AM-111 received orphan drug designation from both EMA and FDA for the treatment of ASNHL. AM-111 has the potential to become the first approved pharmaceutical treatment for ASNHL.
JNK is a signal transmitting enzyme that regulates a number of important cellular activities, including activation of genes encoding inflammatory molecules or promoting cell death (apoptosis). JNK is activated following various types of cochlear insults (stress) that may lead to ASNHL. AM-111 enters cells and binds to JNK, thereby inhibiting activation of transcription factors such as c-jun and c-fos. This in turn prevents JNK mediated apoptosis and inflammatory response, which could otherwise result in irreversible loss of hair cells and cochlear neurons. AM-111 supports natural recovery processes and helps to prevent or reduce chronic hearing loss.
AM-111's otoprotective effect has been demonstrated in various animal models of cochlear stress, including acute acoustic trauma, acute labyrinthitis (inflammation), drug ototoxicity (aminoglycosides), bacterial infection, cochlear ischemia and cochlear implantation trauma.
Auris Medical is conducting two pivotal clinical trials with AM-111 in the treatment of ISSNHL: the HEALOS trial ((Efficacy and Safety of AM-111 in the Treatment of Acute Inner Ear Hearing Loss) Europe/Asia, initiated in Q4/2015) and the ASSENT trial (Efficacy and Safety of AM-111 as Acute Sudden Sensorineural Hearing Loss Treatment; North America and South Korea, initiated in Q2/2016).
In a Phase 2 trial, patients with ASNHL following acute acoustic trauma or sudden deafness were enrolled within 48 hours from onset. Patients with severe to profound hearing loss (i.e. hearing thresholds ≥ 60 dB at the three worst affected test frequencies) who were treated with AM-111 0.4 mg/mL showed a clinically revelant improvement in hearing threshold, speech discrimination and a higher rate of complete tinnitus remission compared with placebo.
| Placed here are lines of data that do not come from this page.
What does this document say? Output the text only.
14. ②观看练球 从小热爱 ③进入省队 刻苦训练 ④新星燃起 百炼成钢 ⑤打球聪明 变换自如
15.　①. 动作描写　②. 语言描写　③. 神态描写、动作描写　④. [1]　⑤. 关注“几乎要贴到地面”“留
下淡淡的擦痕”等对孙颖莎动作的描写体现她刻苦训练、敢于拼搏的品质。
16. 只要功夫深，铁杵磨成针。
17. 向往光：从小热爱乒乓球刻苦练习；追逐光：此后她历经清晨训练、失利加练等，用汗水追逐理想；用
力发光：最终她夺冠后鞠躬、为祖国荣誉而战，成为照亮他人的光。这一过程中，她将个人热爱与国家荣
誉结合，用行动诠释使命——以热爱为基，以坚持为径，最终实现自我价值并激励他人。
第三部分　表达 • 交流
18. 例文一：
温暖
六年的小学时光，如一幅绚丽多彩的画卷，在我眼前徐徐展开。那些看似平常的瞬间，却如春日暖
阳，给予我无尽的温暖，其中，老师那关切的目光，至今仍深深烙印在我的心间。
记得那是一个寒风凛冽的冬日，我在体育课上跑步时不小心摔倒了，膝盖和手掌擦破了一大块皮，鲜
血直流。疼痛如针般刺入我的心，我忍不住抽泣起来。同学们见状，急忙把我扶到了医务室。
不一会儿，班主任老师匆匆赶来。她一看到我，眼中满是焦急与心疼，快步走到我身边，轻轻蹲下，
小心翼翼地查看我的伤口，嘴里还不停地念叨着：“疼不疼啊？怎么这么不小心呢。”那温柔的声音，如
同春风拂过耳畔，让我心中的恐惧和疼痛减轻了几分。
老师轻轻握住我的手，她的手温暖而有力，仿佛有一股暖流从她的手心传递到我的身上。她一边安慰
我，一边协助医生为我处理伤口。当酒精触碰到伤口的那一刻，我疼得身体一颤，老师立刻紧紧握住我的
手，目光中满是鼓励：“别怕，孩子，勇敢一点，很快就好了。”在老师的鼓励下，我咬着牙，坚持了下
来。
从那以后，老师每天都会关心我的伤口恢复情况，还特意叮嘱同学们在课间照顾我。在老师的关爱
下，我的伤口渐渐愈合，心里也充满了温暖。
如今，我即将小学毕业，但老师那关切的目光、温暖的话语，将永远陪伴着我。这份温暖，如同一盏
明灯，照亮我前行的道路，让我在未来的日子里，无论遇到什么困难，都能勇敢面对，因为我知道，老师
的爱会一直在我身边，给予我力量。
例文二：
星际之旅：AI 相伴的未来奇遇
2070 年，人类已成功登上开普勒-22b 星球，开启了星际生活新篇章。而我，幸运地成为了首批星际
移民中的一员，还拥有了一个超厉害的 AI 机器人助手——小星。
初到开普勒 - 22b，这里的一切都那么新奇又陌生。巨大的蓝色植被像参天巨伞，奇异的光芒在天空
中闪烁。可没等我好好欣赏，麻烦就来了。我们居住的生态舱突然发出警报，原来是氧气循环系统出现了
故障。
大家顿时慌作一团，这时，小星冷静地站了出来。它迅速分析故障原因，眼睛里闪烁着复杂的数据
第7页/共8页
The therapeutic effect was clinically meaningful (more than 10 dB better than placebo) already at Day 3 and continued to do so to Day 30 and Day 90. Improvement in the AM-111 2.0 mg/mL group tended to be lower and failed to reach significance. In patients who were treated more than 24 hours after ASNHL onset the treatment effect was larger as the rate of spontaneous recovery decreased.
No therapeutic benefit was observed in patients with mild to moderate hearing loss as they recovered essentially all of their initial hearing loss naturally, respectively recovered most of it.
AM-111 was safe and well tolerated in the Phase 2 clinical trial. There were no statistically significant differences in the occurrence of clinically relevant hearing deterioration in the treated ear. Also, there were no apparent differences in the frequency of adverse events between placebo and AM-111 treated patients at any time points, no systemic side effects and no negative impact on balance or tinnitus. There were transient procedure related effects such as ear discomfort or pain, incision site complications or middle ear infection in less than 5% of patients.